All of these beauties were designed, built, and inaugurated in the 1830 and 1840s -- the first, Gare St. Lazare, in 1837, and the last, Gare de L'est, in 1849.

The Gare de Lyon was inaugurated in 1847, and renovated since, of course.


And the "Gayre" du Nord, inaugurated in 1846:

The "Gayre" d'Austerlitz, inaugurated in 1840:

The "Gayre" d'Orsay is a particular beauty, since it's been converted to almost inarguably (though if the current election season proves anything, it's that people can argue about some pretty ridiculous and seemingly objective things...) the foremost Impressionist Museum in the world. This is also the most recent, and least-used of the gares. It was built to bring people to the World Expo of 1900, and only operated till 1939. Though the timing looks suspect, it wasn't even the war that did in its usefulness, it was the fact that it had been built for shorter trains and by 1939 was mostly obsolete. It was used during and after the war -- first as a depot for sorting of materials in 1940 and after 1945 to receive French soldiers coming back from prisons in Germany. It was used as a suburban train hub for a little while then finally decided in 1977 to use the space for the museum, which opened in 1986. The Gare d'Orsay is said to have been the inspiration for the design of Penn Station in NYC (that is to say the original Penn Station, demolished in 1964, not the current one, as pointed out to me by a sharp-eyed reader living in NYC). 

I've talked about the price, efficiency, and comfort of the trains themselves, but I think the stations are also worth noting. I mean, they were good enough for Monet and Renoir and the other impressionist painters. They're good enough for modern painters, too. There's just something more romantic about a train station than an airport lounge. One of Monet's Gare St. Lazare paintings hangs, ironically, in the former Gare d'Orsay.
painting image from: http://www.allposters.fr/-sp/La-gare-Saint-Lazare-1877-Affiches_i1737332_.htm

A lovely woman named Michelle who heard my radio interview writes to tell me she wants to bring me a Kreuzig, a cheese from a tiny market in her tiny town at the western edge of Bretagne. I meet her in Gare Montparnasse (inaugurated 1840), where the trains come in from Normandy and Brittany: No coincidence that the surrounding area is filled with creperies.

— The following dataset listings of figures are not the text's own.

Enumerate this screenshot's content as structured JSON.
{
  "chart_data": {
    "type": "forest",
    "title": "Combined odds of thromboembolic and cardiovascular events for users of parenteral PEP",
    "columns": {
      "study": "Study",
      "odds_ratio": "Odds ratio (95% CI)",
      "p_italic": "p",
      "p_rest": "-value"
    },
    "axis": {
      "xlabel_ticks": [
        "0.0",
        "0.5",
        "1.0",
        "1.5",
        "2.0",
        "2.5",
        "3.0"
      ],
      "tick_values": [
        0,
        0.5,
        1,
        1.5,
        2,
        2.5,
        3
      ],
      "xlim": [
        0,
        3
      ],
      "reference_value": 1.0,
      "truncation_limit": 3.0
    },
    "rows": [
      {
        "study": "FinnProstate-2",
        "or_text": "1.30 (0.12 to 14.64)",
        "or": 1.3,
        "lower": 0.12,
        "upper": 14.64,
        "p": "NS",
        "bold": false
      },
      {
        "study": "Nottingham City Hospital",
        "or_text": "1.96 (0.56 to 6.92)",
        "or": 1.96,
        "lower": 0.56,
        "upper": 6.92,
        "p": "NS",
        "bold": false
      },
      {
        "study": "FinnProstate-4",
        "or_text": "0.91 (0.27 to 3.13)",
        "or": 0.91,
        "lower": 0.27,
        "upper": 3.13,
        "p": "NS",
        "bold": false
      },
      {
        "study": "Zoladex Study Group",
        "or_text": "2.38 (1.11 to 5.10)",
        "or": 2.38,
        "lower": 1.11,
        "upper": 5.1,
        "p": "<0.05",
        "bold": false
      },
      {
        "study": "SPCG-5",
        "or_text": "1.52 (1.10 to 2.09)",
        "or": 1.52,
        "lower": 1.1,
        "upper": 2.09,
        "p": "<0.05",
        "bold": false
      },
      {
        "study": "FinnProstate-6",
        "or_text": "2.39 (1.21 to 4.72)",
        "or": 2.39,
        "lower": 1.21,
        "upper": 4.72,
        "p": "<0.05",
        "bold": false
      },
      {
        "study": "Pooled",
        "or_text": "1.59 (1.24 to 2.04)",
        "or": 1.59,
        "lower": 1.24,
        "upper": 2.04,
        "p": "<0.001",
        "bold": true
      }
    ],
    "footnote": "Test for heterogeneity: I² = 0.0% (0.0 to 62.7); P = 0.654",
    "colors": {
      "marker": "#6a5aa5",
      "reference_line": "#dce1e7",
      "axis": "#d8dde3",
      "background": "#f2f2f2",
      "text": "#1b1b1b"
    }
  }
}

Michelle has seen my photo on my website, and thank goodness, because I am just standing there, waiting at the end of the platform of the incoming train for a stranger to deliver me cheese. It seems subversive and secretive, and I feel like I should be wearing a trench coat and fighting for the cause in World War II (but in this case, the cause is the pursuit of cheese).

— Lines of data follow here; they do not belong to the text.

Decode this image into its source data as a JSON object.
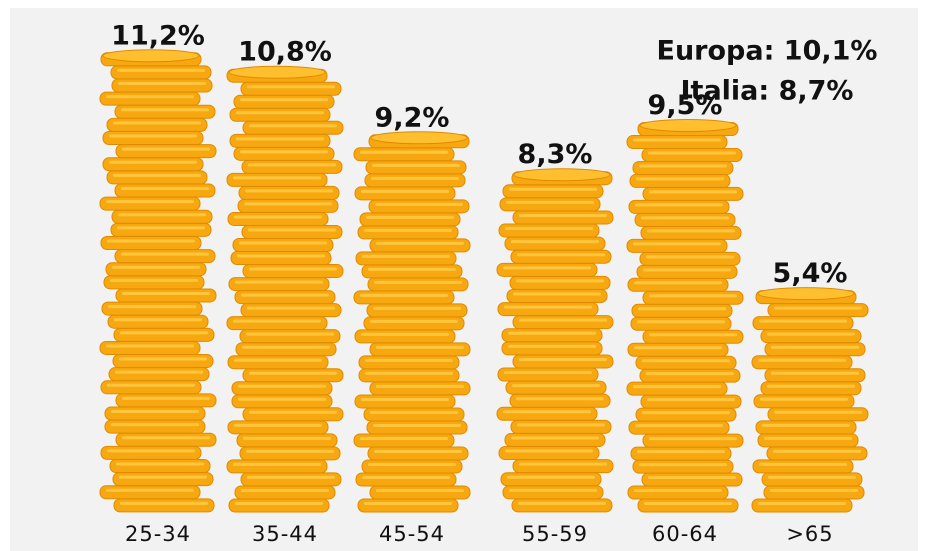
{
  "chart_data": {
    "type": "bar",
    "categories": [
      "25-34",
      "35-44",
      "45-54",
      "55-59",
      "60-64",
      ">65"
    ],
    "values": [
      11.2,
      10.8,
      9.2,
      8.3,
      9.5,
      5.4
    ],
    "value_labels": [
      "11,2%",
      "10,8%",
      "9,2%",
      "8,3%",
      "9,5%",
      "5,4%"
    ],
    "color": "#f7a810",
    "annotations": [
      "Europa: 10,1%",
      "Italia: 8,7%"
    ]
  }
}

Even when I'm not receiving clandestine cheeses, the train stations appeal to me. There's usually good food to buy for train picnics -- both of the French pastry variety and sometimes even healthy/foreign -- and the occasional piano waiting to be played by passers-by.

The big stations in Paris -- Montparnasse, Gare de Lyon, Gare du Nord, Gare de l'Est, Gare St-Lazare, and Gare d'Austerlitz are all, conveniently, a simple walk, bus, or metro ride away from my apartment (both old and new), and it's generally a breeze to get there on time, with just a little -- but not too much -- to spare. So much more civilized than having to show up 2-3 hours early for a flight.

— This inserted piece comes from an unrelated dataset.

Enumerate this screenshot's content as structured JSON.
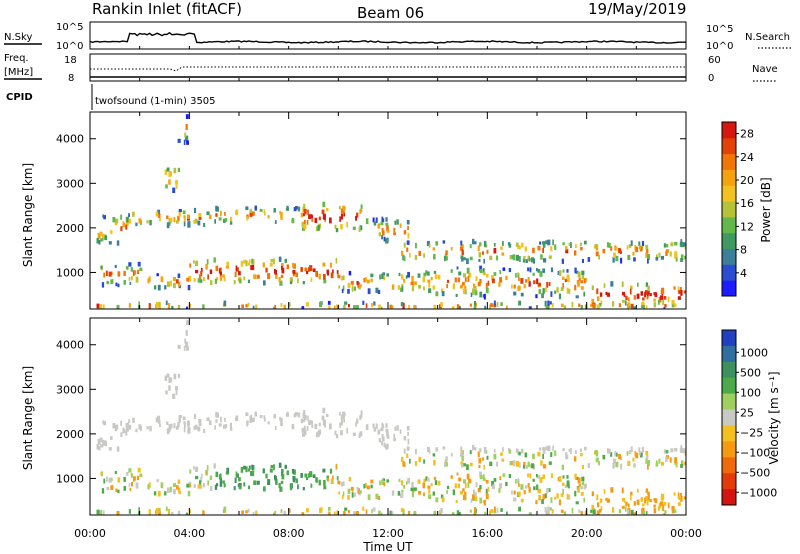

Kreuzig is a farmhouse, cheese made in Bretagne by one farmer from raw cows' milk. More specifically, it's made from the milk of the Pied Noir breed of cows, which is an unusual, small, local breed which produces less milk than other breeds, but creamier milk than other breeds. This makes for a tangy, rich, unctuous, velvety semi-hard cheese.

Here's the cheese, sitting on the part of the map from whence it hails. It's got a sweet-sour taste to it and is a little odiferous without being outright smelly.

It's a very unusual cheese, normally found only in the farmers' market in the local area, unless you also know somebody willing to bring you a hunk direct to Paris.


While I've eaten the occasional slice of cheese in a sandwich bought at a train station, Kreuzig is the only slab of cheese I have actually procured at a train station -- wrapped in tin foil, direct from the market, delivered by a wonderful mystery woman named Michelle, fresh off the train.


  1. Wonderful post! I can't get enough history. I want to try that cheese, it sounds tasty.